危ない野次連発の国会

ニュース国会

 国会での審議が、危ない野次で荒れ気味になっている。

 2月17日の衆議院本会議、日本共産党の志位和夫委員長・衆議院議員の代表質問中、「テロ政党」と野次が飛んだ。この野次は国会中継の動画でも確認できる。

 共産党は問題視し、野次の主の解明を求めて議院運営委員会で取り上げた。2月19日までに、野次の主は自民党の山田賢司衆院議員(兵庫7区=西宮市・芦屋市選出)と判明し、当該議員本人と自民党幹部が共産党に謝罪したという。

 その騒動のさなかの2月19日の衆議院予算委員会。民主党の玉木雄一郎衆院議員が西川農水相の献金問題で質問している最中、安倍晋三首相が「日教組、日教組」などと野次を飛ばす騒ぎになった。これも動画で確認できる。

 質問内容は日教組も教育問題も全く関係ないし、玉木議員は大蔵官僚出身だということで日教組を母体にしているわけではない。とにかく気に入らなければ「日教組」と罵倒しておけばいいというネトウヨレベルの低次元の野次を、首相自ら飛ばしているというとんでもないことになっている。

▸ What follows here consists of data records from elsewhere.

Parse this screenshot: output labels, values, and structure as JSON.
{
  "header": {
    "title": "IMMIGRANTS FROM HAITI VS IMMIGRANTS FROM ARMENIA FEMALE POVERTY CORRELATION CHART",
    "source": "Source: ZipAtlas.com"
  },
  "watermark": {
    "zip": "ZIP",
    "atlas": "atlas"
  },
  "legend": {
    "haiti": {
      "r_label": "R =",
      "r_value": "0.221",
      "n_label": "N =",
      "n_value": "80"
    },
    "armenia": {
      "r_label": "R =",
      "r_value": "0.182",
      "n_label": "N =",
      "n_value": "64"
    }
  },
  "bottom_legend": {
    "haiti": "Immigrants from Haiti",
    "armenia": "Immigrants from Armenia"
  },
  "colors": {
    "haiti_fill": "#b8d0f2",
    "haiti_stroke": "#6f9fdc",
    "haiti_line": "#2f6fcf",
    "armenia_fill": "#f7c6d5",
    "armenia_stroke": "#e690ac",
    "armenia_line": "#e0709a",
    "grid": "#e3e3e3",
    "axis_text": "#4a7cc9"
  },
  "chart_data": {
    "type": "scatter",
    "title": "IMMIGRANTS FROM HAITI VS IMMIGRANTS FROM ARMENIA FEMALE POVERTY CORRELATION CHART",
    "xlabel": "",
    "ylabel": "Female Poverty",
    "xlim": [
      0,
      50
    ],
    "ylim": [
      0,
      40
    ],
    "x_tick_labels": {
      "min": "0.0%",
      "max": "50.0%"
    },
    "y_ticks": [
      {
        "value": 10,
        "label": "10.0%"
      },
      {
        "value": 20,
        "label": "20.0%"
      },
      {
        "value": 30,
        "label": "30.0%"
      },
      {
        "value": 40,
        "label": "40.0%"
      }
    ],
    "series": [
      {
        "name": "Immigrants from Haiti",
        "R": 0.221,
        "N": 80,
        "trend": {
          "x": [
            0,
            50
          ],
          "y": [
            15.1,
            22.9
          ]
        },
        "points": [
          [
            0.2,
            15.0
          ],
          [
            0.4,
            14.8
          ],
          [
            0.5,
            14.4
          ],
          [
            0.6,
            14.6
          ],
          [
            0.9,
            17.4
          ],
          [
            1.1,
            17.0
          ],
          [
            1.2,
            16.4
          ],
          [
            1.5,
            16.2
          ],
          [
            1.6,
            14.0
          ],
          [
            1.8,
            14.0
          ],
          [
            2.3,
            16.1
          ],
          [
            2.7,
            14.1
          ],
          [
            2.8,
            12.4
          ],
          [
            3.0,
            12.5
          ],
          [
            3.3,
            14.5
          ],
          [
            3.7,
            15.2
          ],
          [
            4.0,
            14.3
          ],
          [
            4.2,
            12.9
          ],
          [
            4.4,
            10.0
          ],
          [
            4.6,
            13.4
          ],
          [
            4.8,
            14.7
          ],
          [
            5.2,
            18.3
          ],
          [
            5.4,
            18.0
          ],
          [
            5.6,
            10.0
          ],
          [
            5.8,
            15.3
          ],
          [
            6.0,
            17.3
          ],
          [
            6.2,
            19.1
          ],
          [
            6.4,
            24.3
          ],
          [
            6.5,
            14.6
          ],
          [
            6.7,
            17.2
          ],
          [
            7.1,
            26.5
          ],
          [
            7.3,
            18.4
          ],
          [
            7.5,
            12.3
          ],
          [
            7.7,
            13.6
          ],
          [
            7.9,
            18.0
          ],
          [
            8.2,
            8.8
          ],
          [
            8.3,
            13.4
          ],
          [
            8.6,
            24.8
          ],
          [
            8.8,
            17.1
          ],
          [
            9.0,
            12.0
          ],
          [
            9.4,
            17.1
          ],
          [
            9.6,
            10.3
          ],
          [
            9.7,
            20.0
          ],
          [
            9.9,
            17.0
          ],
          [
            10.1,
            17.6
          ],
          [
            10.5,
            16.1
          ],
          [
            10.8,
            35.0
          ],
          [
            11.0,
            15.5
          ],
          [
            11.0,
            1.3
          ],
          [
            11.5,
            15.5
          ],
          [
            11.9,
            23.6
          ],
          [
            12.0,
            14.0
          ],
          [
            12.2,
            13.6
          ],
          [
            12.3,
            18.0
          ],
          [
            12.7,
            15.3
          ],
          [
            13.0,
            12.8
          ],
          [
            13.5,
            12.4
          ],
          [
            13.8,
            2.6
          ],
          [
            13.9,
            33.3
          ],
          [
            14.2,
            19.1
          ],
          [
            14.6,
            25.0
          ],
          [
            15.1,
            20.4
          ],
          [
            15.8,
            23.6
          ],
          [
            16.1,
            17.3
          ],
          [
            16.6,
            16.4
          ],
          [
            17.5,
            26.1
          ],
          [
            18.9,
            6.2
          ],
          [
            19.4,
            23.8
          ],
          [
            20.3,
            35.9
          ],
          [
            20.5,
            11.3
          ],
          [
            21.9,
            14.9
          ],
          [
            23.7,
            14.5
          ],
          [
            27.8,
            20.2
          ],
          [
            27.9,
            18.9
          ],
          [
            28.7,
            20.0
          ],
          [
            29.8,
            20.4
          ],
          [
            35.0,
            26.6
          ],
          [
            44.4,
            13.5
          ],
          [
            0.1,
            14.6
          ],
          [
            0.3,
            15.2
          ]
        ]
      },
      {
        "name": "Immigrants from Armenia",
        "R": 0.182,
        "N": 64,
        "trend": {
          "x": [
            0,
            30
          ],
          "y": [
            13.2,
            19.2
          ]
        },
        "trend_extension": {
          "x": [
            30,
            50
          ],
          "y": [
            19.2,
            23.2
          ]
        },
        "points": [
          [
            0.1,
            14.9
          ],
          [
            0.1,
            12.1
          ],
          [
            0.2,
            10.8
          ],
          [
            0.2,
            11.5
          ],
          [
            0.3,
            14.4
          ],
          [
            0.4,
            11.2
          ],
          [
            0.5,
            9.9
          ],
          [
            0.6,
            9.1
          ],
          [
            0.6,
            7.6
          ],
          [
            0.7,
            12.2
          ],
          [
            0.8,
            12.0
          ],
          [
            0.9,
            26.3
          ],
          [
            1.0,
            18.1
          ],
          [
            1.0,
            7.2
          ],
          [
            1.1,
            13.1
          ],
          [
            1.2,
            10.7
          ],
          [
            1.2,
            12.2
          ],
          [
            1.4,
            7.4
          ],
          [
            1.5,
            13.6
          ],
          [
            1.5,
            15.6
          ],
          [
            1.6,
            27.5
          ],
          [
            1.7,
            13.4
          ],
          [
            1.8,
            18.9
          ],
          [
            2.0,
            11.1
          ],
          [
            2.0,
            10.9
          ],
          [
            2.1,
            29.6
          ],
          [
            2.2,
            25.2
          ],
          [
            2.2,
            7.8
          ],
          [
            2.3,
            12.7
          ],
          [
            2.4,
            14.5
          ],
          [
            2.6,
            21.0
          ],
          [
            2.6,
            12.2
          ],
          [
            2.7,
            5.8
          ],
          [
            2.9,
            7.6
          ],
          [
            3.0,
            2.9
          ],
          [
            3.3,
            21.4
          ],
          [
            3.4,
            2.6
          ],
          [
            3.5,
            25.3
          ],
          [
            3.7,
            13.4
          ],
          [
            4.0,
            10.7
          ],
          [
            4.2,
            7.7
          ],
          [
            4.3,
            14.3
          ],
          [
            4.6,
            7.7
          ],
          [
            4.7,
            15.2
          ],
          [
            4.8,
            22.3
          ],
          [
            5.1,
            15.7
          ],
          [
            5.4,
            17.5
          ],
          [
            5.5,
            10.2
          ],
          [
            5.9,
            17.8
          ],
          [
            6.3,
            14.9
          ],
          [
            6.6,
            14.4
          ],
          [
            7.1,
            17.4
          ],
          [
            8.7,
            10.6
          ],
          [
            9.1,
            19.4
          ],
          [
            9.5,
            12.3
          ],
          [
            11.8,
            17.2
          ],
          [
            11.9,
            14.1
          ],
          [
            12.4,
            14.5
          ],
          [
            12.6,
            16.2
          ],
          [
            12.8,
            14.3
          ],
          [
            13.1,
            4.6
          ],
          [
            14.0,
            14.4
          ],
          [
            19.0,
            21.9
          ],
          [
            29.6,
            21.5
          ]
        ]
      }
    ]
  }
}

政党はそれぞれ政策を主張しているのだから、見解の相違は出て当然であろう。しかし議会での論戦は「意に沿わない相手を一方的に打ち負かして叩き潰す」というようなものではない。主張を明らかにしたり、問題点を明らかにして、よりよいものを作っていくためにしていくものではないのだろうか。

 公党や議員を中傷するような野次は、そういう論戦とは無縁のものである。議会の品位が落ちているのではないか。しかも首相自らがこのような野次を飛ばしたのも、問題ではないか。